Formula:\text{Recall} = \frac{\text{True Positives (TP)}}{\text{True Positives (TP)} + \text{False Negatives (FN)}} - Precision: Represents the proportion of positive predictions that are correct.
Formula:\text{Precision} = \frac{\text{True Positives (TP)}}{\text{True Positives (TP)} + \text{False Positives (FP)}} - F1-Score: The harmonic mean of Precision and Recall, offering a balance between the two.
Formula:\text{F1-Score} = 2 \times \frac{\text{Precision} \times \text{Recall}}{\text{Precision} + \text{Recall}}
Calculating Precision, Recall and F1 Score in R
R provides robust tools to compute these metrics easily. Below are step-by-step instructions using caret and Metrics packages.
Step 1: Install and Load Required Packages
To compute Recall and related metrics, first install the necessary R packages.
install.packages("caret")
install.packages("Metrics")
Load the packages:
library(caret)
library(Metrics)
Step 2: Compute Recall Using the caret Package
The caret::confusionMatrix() function computes a confusion matrix along with Recall and other metrics. Here's an example:
# Create predicted and actual class labels
predicted <- c(1, 1, 1, 0, 0)
actual <- c(1, 0, 1, 1, 1)
# Generate confusion matrix
xtab <- table(predicted, actual)
cm <- caret::confusionMatrix(xtab)
print(cm)
Output
Confusion Matrix and Statistics
actual
predicted 0 1
0 0 2
1 1 2
Accuracy : 0.4
95% CI : (0.0527, 0.8534)
No Information Rate : 0.8
P-Value [Acc > NIR] : 0.9933
Kappa : -0.3636
Mcnemar's Test P-Value : 1.0000
Sensitivity : 0.0000
Specificity : 0.5000
Pos Pred Value : 0.0000
Neg Pred Value : 0.6667
Prevalence : 0.2000
Detection Rate : 0.0000
Detection Prevalence : 0.4000
Balanced Accuracy : 0.2500
'Positive' Class : 0
Step 3: Compute Metrics Using the Metrics Package
The Metrics package offers functions like recall(), precision(), and f1_score() for quick calculation.

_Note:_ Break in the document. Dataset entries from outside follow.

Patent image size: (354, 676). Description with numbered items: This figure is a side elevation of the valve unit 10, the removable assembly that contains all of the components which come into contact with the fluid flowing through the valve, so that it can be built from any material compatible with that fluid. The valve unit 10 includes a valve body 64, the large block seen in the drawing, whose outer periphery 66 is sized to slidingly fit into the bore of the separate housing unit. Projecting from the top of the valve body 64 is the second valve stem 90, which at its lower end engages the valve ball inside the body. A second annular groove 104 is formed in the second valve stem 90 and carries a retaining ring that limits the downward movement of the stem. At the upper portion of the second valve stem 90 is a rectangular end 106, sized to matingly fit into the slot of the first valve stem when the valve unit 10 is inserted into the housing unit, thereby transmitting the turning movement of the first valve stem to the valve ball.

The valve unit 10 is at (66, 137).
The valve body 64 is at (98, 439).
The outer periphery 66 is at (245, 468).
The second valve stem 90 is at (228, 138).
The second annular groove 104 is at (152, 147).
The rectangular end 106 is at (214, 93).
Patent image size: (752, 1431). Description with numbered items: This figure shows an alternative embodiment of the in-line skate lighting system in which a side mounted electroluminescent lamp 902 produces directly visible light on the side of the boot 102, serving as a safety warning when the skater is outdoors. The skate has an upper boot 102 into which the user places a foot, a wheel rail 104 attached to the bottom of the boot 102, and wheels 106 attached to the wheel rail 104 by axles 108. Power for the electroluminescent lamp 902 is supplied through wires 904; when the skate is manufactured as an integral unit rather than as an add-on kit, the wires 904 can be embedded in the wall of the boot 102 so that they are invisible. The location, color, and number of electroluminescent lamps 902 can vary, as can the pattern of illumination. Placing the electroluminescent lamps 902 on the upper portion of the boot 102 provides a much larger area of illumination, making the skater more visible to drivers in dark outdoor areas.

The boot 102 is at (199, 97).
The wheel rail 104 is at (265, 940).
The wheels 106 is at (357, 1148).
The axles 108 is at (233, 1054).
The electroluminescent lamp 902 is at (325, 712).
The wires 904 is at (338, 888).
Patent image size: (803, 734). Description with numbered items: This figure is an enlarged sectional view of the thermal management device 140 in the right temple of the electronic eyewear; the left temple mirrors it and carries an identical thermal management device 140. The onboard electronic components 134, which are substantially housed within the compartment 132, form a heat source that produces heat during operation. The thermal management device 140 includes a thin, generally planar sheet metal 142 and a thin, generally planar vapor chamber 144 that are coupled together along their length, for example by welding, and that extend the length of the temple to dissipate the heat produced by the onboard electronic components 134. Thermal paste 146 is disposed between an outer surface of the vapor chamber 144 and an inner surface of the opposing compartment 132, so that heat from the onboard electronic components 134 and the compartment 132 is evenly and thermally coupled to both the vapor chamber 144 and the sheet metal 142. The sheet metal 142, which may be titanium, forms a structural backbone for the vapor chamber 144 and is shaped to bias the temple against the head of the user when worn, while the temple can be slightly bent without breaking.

# Install the necessary packages if not installed
install.packages("Metrics")
library(Metrics)
# Predicted and actual labels
predicted <- c(1, 1, 1, 0, 0)
actual <- c(1, 0, 1, 1, 1)
# Compute Recall (correct order: actual, predicted)
recall_score <- recall(actual, predicted)
# Compute Precision (correct order: actual, predicted)
precision_score <- precision(actual, predicted)
# Compute F1-Score (correct order: actual, predicted)
f1_score <- f1(actual, predicted)
# Print results
cat("Recall:", recall_score, "\n")
cat("Precision:", precision_score, "\n")
cat("F1-Score:", f1_score, "\n")
Output
Recall: 0.5
Precision: 0.6666667
F1-Score: 1
- Recall is for applications like disease detection or fraud detection where missing positive cases is costly.
- Precision is for spam filters or recommendation systems where false positives should be minimized.
- F1-Score balances precision and recall, making it ideal for imbalanced datasets.
R programming makes it simple to compute metrics like Precision, Recall, and F1-Score using packages like caret and Metrics. These metrics are indispensable for evaluating and improving model performance, particularly for binary classification problems.